Bedazzlement

Article

“What can I say about it all? What can I write you? As yet I am scarcely over the initial bedazzlement…each detail reaches out to grip you; it pinches you; and the more you concentrate on it the less you grasp the whole.” Gustave Flaubert, letter from Cairo, January 1850

The celebrated Victorian artist and Orientalist, Lord Frederic Leighton was a close friend of Sir Richard Burton (first translator of the Kama Sutra) and, besides being Burton’s friend, he mixed socially with a number of members of what was to become the Royal Anthropological Institute (RAI).
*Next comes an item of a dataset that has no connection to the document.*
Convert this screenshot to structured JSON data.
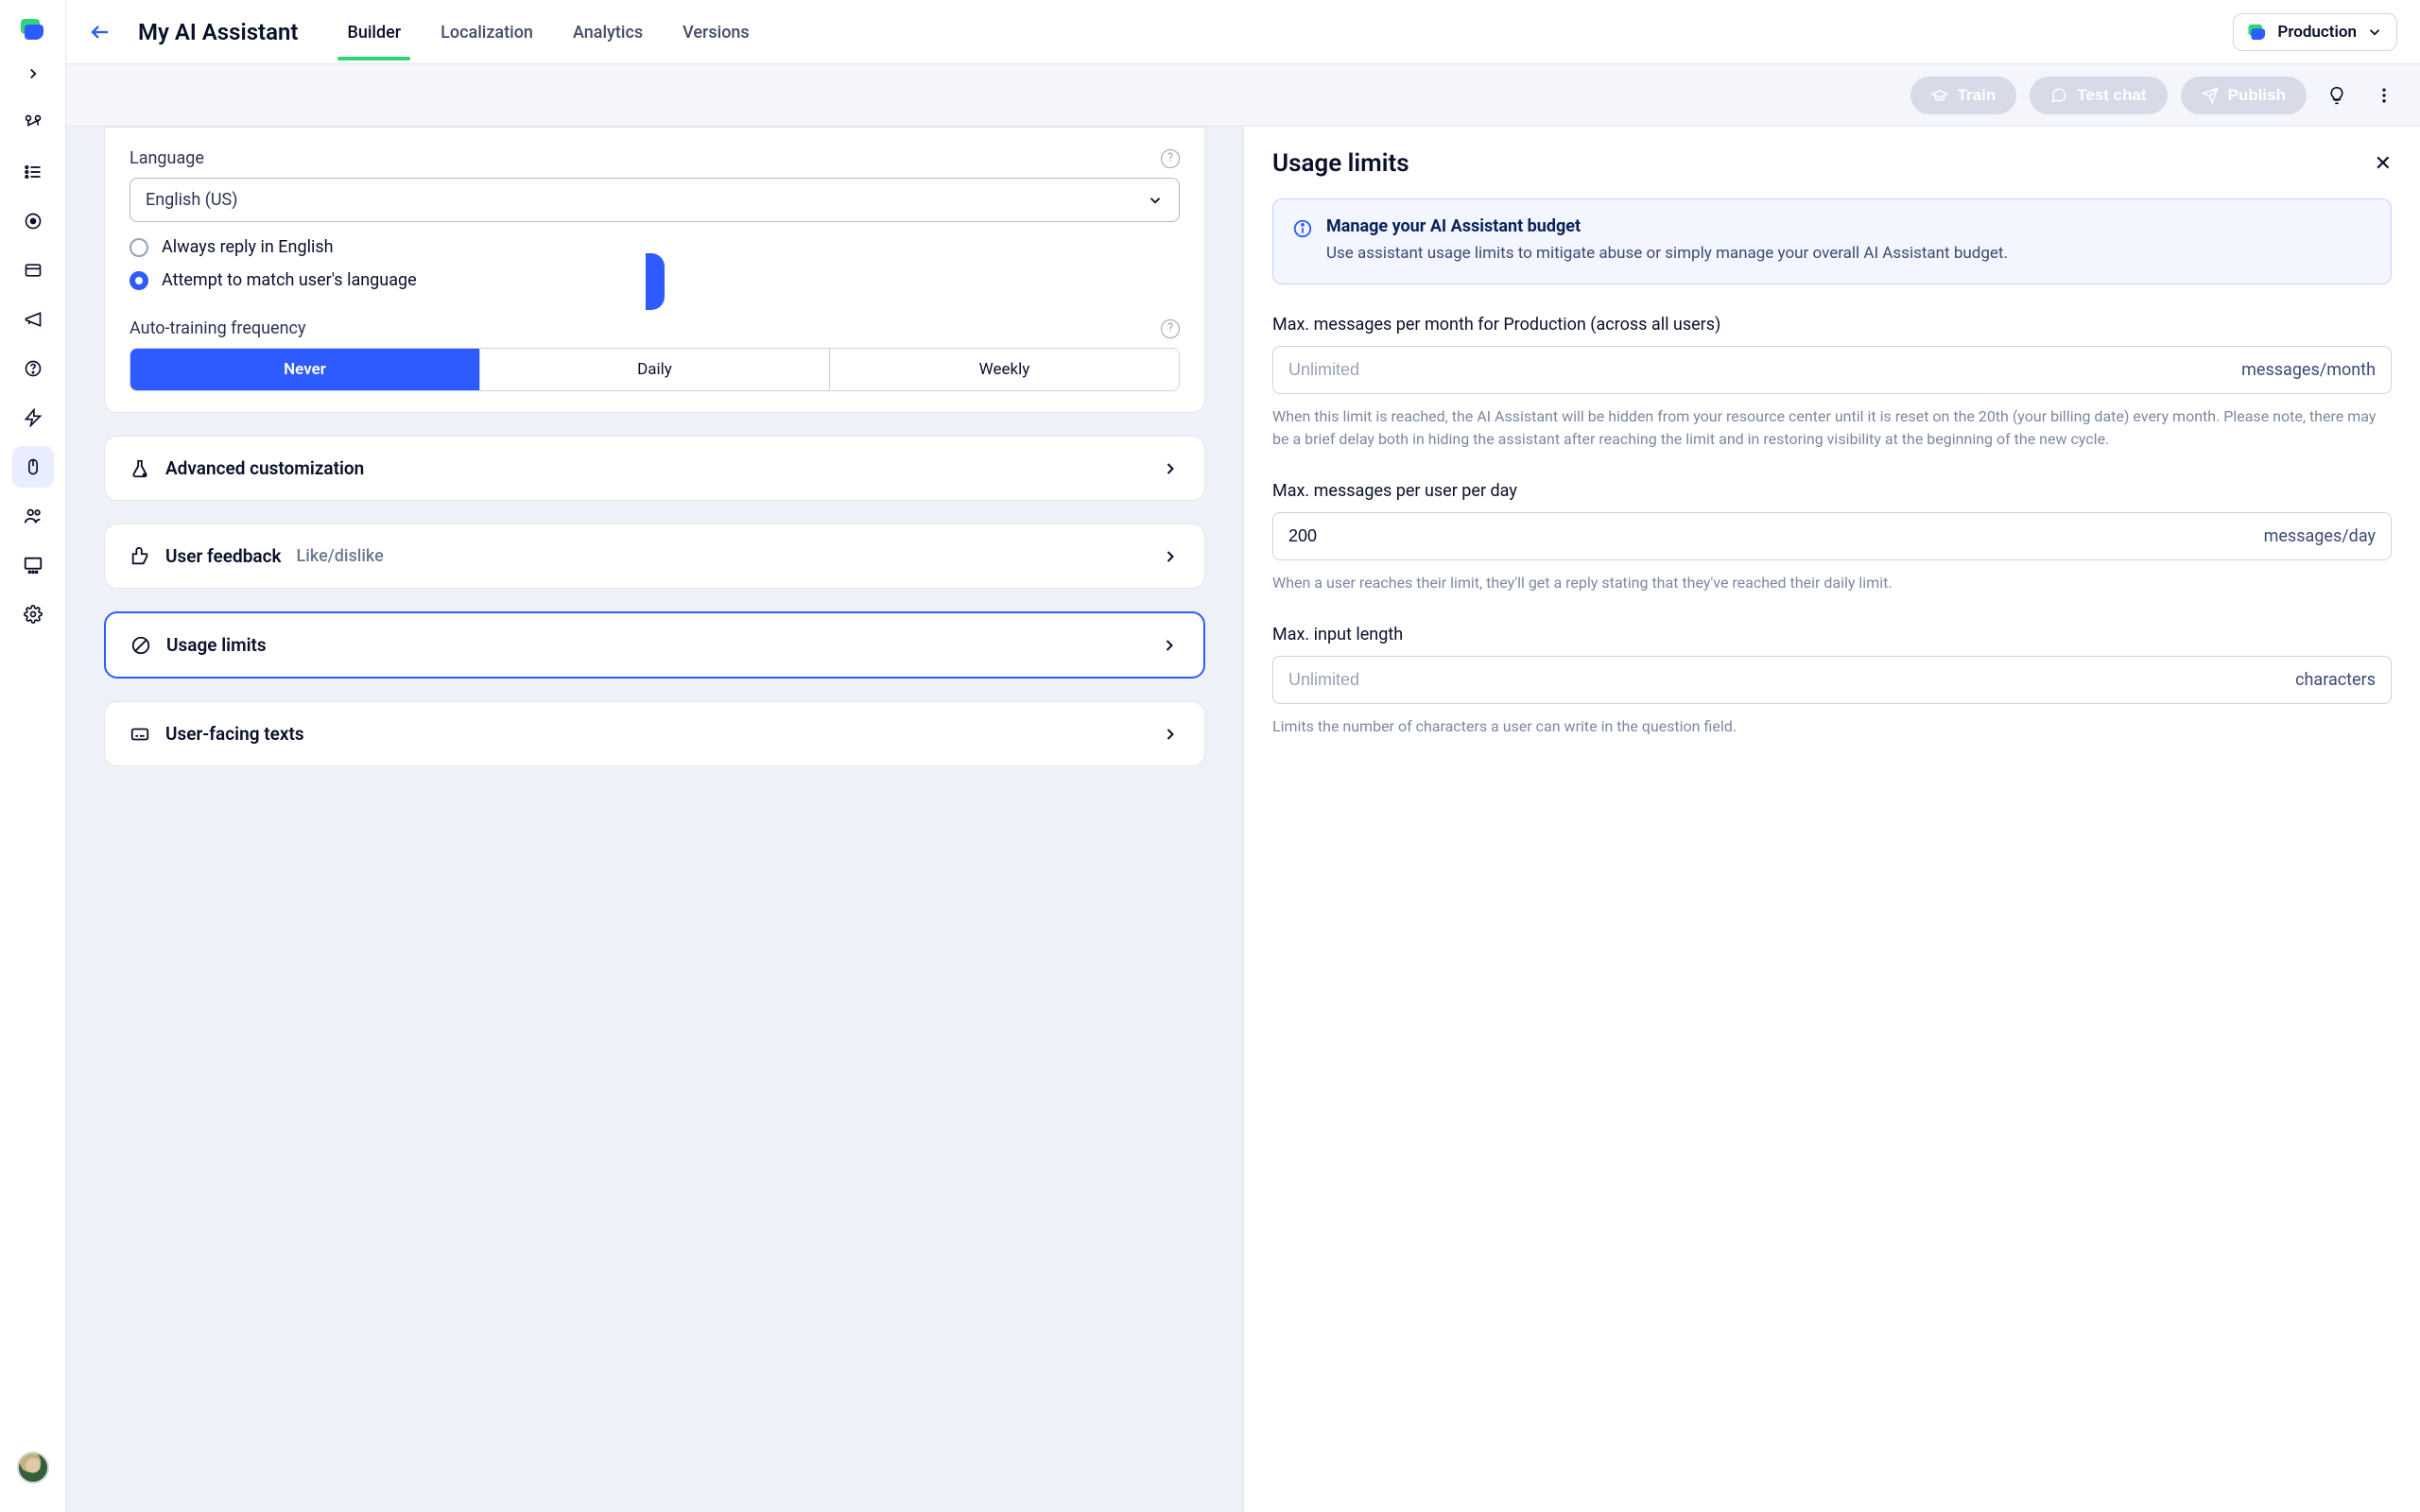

The RAI has a collection of photographs of Burton, including an extraordinary set of post-mortem photographs of him and an oil painting dressed as “an Arab”. It was the connections between Burton and Leighton, and between anthropology and Orientalism, that initially intrigued me and led to research in the collections at Leighton House and the RAI. Within the house Leighton designed and had built for himself in a fashionable and respectable part of west London, is a fantastical recreation of an imaginary Orient – the Arab Hall. Through the sound of its trickling fountain, and the dazzling effect of hundreds of patterned Islamic tiles, it involves you in a sensual experience – you do not view the Arab Hall, you are immersed in it. The idea for Presence was to take this phenomenon alongside the archival research as the starting point for a series of interventions in the permanent displays at Leighton House that would make apparent some of the connections between anthropology and Orientalism. Historical material from the RAI photographic collections would be ‘inserted’ into the permanent displays to explode their quiet certitude. Through invoking a series of presences that I felt were otherwise missing from Leighton House the exhibition would effectively re-contextualise the house and its displays in a new light.